Horst Antes is the closed eye of the great Manitou who sees everything inwards.
(Friedhelm Häring)

This year’s COLOGNE FINE ART Prize honours the painter, sculptor and draughtsman Horst Antes for his life’s work. With his extensive oeuvre, he has achieved a position of outstanding importance in art extending from the 1960s to the present.

Horst Antes, born 1936 in Heppenheim at the edge of the Odenwald, already began to win prizes and scholarships at an early age, including coveted study visits in Florence and Rome. Having only turned thirty, he was appointed professor at the State Academy of Fine Arts Karlsruhe, where he had studied at the end of the 1950s with the great HAP Grieshaber. He worked there for decades, as well as in Berlin and in Italy, where he now lives.

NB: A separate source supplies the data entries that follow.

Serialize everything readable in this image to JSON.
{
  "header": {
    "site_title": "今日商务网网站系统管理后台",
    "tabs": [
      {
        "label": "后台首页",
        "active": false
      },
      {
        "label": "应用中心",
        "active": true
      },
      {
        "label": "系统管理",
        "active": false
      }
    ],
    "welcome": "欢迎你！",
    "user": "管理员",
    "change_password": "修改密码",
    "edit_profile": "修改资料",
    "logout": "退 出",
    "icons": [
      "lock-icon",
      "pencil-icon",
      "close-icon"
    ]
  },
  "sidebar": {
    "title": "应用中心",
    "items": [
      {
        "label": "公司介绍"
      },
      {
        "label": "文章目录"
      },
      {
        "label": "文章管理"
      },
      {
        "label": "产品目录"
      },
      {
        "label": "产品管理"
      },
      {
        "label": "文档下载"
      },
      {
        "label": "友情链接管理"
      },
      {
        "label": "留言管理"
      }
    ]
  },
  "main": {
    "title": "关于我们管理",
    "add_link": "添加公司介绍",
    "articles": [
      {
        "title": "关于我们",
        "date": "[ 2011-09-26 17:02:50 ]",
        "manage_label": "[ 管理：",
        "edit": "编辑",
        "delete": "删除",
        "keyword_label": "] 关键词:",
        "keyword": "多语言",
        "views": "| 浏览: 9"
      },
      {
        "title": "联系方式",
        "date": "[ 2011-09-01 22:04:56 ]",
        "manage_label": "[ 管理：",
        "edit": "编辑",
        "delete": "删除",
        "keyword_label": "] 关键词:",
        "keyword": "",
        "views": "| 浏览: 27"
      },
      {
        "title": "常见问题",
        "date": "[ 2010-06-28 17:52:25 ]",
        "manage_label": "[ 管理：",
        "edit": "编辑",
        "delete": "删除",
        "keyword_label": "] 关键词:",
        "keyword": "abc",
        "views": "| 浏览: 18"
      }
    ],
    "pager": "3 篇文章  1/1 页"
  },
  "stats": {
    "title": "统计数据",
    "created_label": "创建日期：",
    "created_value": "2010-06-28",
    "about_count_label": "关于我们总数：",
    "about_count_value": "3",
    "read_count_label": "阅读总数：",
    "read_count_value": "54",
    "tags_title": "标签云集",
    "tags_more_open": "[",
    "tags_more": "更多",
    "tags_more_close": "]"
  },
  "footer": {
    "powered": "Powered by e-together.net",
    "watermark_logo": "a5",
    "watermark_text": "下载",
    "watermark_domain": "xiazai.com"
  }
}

Horst Antes is a unique artist who has always consistently pursued his own artistic path and never let himself be lead astray by the trends of the art business. He became famous with his “head figures”. With them, he broke through the primacy of the informal and the abstraction that had asserted itself in the 1950s, and which was linked with a turning away from figuration. His early work reveals a downright unfettered sensuality. Vividly coloured, wild, sometimes aggressive pictorial gestures that are bound in energetic forms that burst out of the image space dominate here.

With the head figures, Antes had found an image idea that offered endless possibilities for variation. We encounter them not only in his paintings and print graphic works, but also as sculptures. Although the figures with massive heads and extra-long legs appear disconcerting and in some cases threatening, they were unbelievably popular. Behind the motif is Antes’ intensive engagement with ethnological objects.

This is because the three-time documenta participant Horst Antes is a passionate collector and a profound connoisseur of ethnographica. His extensive collections of Kachina figures of the Hopi indians of New Mexico, of indian headdresses and of auxiliary spirits of the Ewe and Dangwe from Ghana were documented in comprehensive catalogues he compiled himself, which are today viewed as standard works.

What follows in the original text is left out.